Perhaps so, but we would like to be slightly less protective over the server as the naturally occuring activity spikes are very short, and generally stabilize within a minute or so. So adjusting the thresolds just a little bit higher might improve the UX, while waiting for the move.
The games have been scarce (thanks to COVID), so we have had very few opportunities to measure and tinker with this.
What we found out that even with our improved hardware resources (6+4 vCores and 16+8GB RAM), even a modestly active crowd is able to produce 429 client freezes. We saw this with the U20 WC games, that attracted about ~50% of our regular game audience for the chats.
With measuring, trial and error we have settled with the following tweaks:
This seems to eliminate 80% of the 429’s, thus enabling a relatively smooth experience for a majority of users.

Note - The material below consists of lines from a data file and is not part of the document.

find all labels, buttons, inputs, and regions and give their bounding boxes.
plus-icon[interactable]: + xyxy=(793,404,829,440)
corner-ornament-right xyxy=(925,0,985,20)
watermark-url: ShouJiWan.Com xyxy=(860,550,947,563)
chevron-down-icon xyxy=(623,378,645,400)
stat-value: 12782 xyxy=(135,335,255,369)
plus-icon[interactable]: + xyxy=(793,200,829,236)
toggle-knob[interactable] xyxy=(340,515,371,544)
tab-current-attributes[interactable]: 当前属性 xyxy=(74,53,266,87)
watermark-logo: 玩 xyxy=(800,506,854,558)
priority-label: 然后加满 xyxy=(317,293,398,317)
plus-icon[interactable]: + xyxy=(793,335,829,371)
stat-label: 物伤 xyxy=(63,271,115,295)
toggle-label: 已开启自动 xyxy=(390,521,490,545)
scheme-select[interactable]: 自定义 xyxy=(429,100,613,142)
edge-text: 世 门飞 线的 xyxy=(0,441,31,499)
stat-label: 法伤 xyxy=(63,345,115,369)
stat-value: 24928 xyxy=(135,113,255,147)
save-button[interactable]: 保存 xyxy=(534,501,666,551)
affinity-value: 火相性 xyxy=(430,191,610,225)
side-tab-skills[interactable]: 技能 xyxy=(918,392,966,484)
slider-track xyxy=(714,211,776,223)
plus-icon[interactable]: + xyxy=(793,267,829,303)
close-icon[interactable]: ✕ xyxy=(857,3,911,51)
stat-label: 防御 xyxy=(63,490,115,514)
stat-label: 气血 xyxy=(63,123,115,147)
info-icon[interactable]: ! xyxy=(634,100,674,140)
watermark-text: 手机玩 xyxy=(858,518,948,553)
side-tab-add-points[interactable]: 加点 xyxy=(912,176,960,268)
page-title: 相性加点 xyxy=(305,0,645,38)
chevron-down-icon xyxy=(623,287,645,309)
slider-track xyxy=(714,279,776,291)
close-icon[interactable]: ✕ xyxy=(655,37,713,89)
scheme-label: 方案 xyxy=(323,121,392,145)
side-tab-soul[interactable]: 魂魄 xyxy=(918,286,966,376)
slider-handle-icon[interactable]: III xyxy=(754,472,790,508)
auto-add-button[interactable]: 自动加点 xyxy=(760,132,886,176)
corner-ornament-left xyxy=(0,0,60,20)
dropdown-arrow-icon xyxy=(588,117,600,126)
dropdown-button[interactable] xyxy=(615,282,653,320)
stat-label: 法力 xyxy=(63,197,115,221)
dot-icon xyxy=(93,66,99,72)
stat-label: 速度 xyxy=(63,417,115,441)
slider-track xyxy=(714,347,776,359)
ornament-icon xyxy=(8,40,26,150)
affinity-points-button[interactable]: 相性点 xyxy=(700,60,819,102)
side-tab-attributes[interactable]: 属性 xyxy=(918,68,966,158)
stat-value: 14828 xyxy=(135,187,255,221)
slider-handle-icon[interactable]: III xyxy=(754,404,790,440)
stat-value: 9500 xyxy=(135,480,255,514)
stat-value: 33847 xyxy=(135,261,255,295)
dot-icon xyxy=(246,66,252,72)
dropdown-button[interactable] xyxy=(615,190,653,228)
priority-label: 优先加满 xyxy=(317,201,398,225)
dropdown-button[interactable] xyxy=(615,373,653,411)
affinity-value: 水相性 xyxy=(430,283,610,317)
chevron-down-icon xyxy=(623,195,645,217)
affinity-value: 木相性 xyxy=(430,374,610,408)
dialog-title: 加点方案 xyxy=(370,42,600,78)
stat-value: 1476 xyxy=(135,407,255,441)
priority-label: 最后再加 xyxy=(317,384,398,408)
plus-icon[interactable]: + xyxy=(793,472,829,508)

The next step would have been buying different kind of hardware resources, either using dedicated boxes for single threaded speed or switching to a VPS provider that offers plans with gazzillion vCores. For us however, the next step is to work with the Discourse hosting team, as @sam hinted earlier.
Hopefully these tweaks might be useful for @iceman, @alec or anyone else. Be sure to have an eye on the CPU usage and queuing. Also what I learned from this exercise, is that 2 containers are way better than one - tweaks can be applied with near zero downtime, and hardware resources exploited more granulary.
I am still interested in any new tweaks or findings that might help to improve the performance/UX for fast paced discussions driven by real world events.